Seoul (AFP) – Pengadilan Korea Selatan memerintahkan pemimpin Pyongyang Kim Jong Un untuk memberikan kompensasi kepada dua mantan tawanan perang (POW) yang menghabiskan puluhan tahun sebagai pekerja paksa di Korea Utara, dalam sebuah langkah yang dapat menjadi preseden hukum yang luas di semenanjung yang terbagi.
Putusan itu adalah pertama kalinya pengadilan Korea Selatan mengklaim yurisdiksi atas Pyongyang atau mengeluarkan perintah kompensasi terhadap pemimpinnya, menurut sebuah kelompok kampanye yang mendukung penggugat.
Kedua pria itu – satu bermarga Han, 87, dan yang lainnya Ro, 90 – mengatakan mereka ditangkap selama Perang Korea 1950-53, tetapi tidak pernah dipulangkan setelah gencatan senjata yang mengakhiri permusuhan.
Sebaliknya, mereka mengatakan mereka dipaksa bekerja di tambang batu bara dan fasilitas lainnya selama beberapa dekade sampai mereka melarikan diri dari Korea Utara melalui China.
Ro kembali ke Selatan pada tahun 2000, dan Han setahun kemudian.
Mereka mengajukan gugatan pada tahun 2016, mengatakan mereka telah menderita “kerusakan mental dan fisik yang sangat besar” di Korea Utara.
Pengadilan Distrik Pusat Seoul pada hari Selasa (7 Juli) memerintahkan Korea Utara dan pemimpin Kim untuk membayar masing-masing dari mereka 21 juta won (S $ 24.470), seorang juru bicara pengadilan mengatakan kepada Agence France-Presse.
Setelah putusan itu, sebuah kelompok sipil yang mendukung keduanya mengatakan mereka akan mengambil langkah hukum untuk menyita aset Korea Utara di bawah kendali Seoul, seperti biaya hak cipta untuk TV pemerintah Pyongyang.

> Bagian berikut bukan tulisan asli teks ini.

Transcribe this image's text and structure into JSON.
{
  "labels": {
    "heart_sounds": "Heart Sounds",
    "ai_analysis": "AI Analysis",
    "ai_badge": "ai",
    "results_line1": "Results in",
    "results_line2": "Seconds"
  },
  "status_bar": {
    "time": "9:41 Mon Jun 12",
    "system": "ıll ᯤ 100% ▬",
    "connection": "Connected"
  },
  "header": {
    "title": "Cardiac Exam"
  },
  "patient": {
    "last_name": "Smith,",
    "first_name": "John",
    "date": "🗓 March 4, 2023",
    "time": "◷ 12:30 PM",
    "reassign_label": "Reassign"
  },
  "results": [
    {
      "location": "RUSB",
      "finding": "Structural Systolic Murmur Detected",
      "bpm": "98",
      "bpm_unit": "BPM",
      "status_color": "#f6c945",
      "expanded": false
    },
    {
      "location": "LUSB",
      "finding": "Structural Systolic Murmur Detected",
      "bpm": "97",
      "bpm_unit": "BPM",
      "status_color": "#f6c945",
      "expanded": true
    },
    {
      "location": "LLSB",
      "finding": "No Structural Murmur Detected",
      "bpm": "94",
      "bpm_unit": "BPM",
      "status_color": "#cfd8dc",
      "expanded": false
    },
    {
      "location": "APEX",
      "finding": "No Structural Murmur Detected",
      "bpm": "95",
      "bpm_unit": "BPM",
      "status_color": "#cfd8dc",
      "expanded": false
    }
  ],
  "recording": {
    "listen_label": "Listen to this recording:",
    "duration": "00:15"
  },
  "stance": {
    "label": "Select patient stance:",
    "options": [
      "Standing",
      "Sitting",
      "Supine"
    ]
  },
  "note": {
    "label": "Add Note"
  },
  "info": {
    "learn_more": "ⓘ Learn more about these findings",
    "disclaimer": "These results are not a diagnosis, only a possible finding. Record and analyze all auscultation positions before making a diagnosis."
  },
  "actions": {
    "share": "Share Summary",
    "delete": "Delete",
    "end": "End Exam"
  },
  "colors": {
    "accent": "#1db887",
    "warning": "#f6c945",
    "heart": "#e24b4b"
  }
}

Pada akhir perang, ada 170.000 tahanan Korea Utara dan Cina di kamp-kamp tawanan perang pasukan PBB pimpinan AS, sementara 100.000 tentara Korea Selatan dan PBB ditahan di Utara, menurut data oleh War Memorial of Korea di Seoul.
Pyongyang hanya memulangkan 8.343 warga Korea Selatan setelah gencatan senjata, menurut pemerintah Seoul.
Selatan sejak itu telah mengangkat masalah ini berkali-kali, tetapi Utara mempertahankan tidak ada mantan tentara dari Selatan yang ditahan di luar kehendak mereka.